Machine Learning Models in Fusion

Fusion provides the following tools required for the model training process:

  • Solr can easily store all your training data.

  • Spark jobs perform the iterative machine learning training tasks.

  • Fusion’s blob store facility makes the final model available for processing new data.

Training Models

Note: The approach for training models explained in this section still works in Fusion 3.1. A new approach introduced in Fusion 3.1 lets you create model-training jobs in the Fusion UI. See Machine Learning in Lucidworks Fusion for more information.

An example Scala script to train an SVM-based sentiment classifier for tweets is provided in the Lucidworks GitHub repo for the spark-solr project, see file SVMExample.scala. The SVMExample code illustrates how to read training data from Solr into Spark using the SparkSQL DataFrame API, how to run the iterations necessary to train an SVM model, and how to store the final model.

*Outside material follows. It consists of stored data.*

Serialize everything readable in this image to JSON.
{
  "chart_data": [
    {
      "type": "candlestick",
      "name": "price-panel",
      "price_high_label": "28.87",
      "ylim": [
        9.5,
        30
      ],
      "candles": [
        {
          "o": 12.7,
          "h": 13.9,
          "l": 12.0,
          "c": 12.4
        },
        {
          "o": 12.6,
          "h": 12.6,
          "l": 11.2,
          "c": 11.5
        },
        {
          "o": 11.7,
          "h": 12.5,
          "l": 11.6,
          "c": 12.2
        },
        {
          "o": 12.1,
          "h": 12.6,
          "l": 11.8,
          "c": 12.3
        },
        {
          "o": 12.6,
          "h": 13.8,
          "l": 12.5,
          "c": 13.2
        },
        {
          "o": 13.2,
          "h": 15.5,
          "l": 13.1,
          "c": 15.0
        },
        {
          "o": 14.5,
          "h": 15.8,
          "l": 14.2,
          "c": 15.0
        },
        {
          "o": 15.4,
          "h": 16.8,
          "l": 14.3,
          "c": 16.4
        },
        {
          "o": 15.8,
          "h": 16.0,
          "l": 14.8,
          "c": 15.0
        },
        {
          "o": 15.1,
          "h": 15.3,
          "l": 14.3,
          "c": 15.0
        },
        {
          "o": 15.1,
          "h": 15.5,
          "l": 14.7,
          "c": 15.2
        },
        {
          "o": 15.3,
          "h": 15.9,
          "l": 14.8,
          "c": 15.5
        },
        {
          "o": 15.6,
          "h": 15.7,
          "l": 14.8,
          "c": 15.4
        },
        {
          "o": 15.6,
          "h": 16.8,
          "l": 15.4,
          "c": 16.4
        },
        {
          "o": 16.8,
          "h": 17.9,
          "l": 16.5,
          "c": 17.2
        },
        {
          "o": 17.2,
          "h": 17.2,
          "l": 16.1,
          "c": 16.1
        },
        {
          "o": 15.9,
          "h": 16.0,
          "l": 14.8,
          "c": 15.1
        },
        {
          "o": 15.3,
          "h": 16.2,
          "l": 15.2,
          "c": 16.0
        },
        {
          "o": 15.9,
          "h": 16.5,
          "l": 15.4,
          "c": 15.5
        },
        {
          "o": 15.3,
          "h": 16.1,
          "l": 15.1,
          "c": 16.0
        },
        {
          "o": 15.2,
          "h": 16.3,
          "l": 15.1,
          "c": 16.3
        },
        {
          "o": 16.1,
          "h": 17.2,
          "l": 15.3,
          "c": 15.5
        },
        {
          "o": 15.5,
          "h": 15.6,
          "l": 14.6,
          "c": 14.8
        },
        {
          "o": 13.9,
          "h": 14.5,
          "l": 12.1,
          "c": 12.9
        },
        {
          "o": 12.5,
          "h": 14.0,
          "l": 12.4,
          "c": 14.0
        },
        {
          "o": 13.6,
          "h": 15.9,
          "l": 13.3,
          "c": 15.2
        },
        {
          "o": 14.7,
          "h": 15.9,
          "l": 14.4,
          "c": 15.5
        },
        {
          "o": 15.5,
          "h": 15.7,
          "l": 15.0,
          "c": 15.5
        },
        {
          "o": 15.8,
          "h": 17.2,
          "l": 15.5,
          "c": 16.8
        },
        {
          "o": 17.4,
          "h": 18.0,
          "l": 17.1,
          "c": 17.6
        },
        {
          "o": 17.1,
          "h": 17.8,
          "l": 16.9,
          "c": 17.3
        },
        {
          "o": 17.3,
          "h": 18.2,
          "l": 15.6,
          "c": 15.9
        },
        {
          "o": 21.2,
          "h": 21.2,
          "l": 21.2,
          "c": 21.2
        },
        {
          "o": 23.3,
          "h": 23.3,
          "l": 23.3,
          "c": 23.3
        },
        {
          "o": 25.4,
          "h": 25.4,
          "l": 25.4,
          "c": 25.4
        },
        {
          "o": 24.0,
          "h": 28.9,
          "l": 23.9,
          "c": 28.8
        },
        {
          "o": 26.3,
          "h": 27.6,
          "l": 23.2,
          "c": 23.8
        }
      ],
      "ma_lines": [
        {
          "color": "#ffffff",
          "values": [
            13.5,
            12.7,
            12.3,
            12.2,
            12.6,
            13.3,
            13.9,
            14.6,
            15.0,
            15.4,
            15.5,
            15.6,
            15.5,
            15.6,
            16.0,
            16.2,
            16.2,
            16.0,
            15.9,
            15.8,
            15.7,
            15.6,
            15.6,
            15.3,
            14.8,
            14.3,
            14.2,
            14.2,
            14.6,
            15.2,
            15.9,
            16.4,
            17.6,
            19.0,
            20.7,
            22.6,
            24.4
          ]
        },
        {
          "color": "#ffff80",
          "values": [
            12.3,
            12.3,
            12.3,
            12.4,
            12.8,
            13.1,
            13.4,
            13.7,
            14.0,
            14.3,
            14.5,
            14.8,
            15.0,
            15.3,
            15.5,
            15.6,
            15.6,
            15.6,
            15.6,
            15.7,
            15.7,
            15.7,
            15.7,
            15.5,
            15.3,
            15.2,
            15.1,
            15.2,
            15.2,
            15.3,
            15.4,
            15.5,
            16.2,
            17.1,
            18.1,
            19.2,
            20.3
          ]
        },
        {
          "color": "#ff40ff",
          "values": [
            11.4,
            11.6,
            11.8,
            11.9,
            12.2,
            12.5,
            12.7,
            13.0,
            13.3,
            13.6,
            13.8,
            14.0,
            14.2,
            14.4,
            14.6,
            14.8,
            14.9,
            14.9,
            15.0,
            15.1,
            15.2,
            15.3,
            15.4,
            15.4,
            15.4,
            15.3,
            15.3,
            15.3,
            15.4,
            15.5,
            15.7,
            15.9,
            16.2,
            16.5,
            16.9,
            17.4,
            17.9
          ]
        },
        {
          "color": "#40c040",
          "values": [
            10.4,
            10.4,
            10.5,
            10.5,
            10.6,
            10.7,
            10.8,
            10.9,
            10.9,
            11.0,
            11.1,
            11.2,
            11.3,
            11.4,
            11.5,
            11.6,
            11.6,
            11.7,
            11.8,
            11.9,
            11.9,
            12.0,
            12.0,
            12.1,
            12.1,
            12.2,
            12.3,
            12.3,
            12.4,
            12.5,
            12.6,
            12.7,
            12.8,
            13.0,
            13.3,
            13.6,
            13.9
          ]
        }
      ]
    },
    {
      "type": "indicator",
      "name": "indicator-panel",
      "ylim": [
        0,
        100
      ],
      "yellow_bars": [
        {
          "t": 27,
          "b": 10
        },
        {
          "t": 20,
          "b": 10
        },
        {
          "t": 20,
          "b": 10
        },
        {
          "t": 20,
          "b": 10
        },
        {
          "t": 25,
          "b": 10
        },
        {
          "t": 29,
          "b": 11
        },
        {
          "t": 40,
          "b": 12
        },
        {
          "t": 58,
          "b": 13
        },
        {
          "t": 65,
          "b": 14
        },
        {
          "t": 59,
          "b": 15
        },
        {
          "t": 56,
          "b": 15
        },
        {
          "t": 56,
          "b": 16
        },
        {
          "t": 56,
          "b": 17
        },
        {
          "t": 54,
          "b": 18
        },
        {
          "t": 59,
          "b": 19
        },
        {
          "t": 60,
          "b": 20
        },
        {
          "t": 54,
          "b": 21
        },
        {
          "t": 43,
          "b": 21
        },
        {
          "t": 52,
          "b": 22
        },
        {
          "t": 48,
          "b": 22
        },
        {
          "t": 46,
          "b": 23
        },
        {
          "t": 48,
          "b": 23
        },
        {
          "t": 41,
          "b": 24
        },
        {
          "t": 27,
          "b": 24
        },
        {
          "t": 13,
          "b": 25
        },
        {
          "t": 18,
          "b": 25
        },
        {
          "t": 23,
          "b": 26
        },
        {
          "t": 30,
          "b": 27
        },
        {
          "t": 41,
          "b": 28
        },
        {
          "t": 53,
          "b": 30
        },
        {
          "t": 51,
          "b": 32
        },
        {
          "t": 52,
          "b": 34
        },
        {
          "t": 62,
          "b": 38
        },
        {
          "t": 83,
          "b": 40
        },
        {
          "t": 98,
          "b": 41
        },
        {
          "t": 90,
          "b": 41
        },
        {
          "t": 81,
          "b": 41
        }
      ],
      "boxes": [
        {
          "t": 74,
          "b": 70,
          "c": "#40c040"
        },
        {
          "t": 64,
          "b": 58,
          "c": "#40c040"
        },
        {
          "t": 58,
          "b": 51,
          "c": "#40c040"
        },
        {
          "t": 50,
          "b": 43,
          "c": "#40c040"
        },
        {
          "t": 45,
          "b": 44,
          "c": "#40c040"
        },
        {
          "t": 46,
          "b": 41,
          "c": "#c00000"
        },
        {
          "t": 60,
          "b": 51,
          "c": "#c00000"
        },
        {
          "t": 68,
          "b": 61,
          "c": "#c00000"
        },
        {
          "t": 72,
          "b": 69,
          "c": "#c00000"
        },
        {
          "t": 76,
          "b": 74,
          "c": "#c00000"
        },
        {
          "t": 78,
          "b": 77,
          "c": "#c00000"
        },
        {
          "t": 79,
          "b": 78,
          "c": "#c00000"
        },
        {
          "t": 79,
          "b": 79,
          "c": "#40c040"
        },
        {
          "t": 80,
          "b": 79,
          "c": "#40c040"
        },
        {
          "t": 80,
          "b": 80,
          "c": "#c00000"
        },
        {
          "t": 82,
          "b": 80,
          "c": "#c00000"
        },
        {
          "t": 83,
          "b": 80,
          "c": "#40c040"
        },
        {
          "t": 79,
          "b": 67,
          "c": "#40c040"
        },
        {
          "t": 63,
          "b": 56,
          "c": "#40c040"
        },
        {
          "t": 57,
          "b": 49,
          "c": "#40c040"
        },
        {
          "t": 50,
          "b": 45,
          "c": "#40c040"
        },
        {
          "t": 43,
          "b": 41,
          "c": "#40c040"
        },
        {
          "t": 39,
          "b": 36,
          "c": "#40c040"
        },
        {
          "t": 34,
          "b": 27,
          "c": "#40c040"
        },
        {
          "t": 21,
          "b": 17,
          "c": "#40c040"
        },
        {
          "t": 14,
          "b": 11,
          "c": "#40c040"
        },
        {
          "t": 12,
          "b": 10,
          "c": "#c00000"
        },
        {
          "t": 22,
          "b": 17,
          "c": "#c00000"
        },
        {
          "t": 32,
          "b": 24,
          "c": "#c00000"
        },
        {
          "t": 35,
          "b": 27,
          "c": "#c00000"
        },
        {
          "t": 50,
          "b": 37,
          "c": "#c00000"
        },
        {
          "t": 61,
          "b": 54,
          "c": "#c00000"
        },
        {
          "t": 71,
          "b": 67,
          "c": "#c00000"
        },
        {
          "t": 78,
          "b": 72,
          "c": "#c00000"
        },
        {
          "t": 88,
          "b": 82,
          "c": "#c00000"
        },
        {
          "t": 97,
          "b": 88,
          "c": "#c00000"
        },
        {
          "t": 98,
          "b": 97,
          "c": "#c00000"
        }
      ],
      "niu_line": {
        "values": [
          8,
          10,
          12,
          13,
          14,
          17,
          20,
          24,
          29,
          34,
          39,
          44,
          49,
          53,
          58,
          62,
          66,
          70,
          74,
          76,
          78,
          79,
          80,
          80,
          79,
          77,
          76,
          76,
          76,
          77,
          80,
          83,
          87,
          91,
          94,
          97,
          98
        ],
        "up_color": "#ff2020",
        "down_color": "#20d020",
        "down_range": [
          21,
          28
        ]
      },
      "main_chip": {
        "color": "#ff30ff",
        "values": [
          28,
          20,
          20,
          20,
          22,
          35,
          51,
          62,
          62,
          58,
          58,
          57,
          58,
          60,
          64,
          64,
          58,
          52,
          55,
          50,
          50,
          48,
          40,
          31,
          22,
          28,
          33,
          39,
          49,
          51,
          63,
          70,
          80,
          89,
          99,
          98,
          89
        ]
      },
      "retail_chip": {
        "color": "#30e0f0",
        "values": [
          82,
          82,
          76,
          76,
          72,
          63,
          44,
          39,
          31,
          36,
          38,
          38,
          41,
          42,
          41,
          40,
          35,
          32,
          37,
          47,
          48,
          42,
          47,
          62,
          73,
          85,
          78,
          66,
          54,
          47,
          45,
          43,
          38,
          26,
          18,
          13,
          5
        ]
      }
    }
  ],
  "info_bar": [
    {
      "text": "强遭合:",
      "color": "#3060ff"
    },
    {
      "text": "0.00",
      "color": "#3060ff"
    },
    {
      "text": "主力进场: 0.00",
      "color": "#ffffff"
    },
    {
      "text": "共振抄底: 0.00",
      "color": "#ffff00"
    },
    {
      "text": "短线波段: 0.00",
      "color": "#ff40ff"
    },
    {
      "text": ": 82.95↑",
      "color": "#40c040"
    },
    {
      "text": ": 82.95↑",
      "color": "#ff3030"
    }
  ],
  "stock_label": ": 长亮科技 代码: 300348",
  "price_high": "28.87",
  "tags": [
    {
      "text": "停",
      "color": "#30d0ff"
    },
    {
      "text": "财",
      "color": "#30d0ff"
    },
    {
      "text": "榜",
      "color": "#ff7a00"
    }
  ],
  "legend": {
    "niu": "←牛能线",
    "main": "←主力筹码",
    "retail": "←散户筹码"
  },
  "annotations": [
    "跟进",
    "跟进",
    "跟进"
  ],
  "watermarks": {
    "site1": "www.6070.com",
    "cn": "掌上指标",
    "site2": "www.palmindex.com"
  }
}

The following diagram depicts this process:

Model Training Processes

The class com.lucidworks.spark.fusion.FusionMLModelSupport is used to save the final model into Fusion’s blob store. It uploads the Spark MLlib model directory together with a file named spark-mllib.json.

Model Prediction

Fusion’s blob store requires all stored objects have a unique ID. Once the model is stored in the Fusion blobstore, it is available to Fusion’s index and query Machine Learning pipeline stages, which use the model to make predictions for new data in pipeline documents and queries. The following diagram shows how this process works:

Model Serving Processes

Model Checking

To test the goodness of your model in Fusion, first create either a document index pipeline or a query processing pipeline which contains a Machine Learning stage that uses your model to make predictions on your data, and then send a document or query through that pipeline pipeline which contains data for which you know what the predicted value should be. For example, given a trained sentiment classifier and an index stage configured to use it, the following document should be classified as a highly positive tweet, with a value of (close to) 1.0 in the "sentiment_d" field:

{ "id":"tweets-2",
  "fields": [
    { "name": "tweet_txt",
      "value": "I am super excited that spring is finally here, yay! #happy" }
  ]
}

Metadata file "spark-mllib.json"

The file "spark-mllib.json" contains metadata about the model implementation, in particular, how it derives feature vectors from a document or query. The JSON object has the following attributes:

  • "id" - a string label that used a unique ID for the Fusion blobstore, e.g., "tweets_sentiment_svm".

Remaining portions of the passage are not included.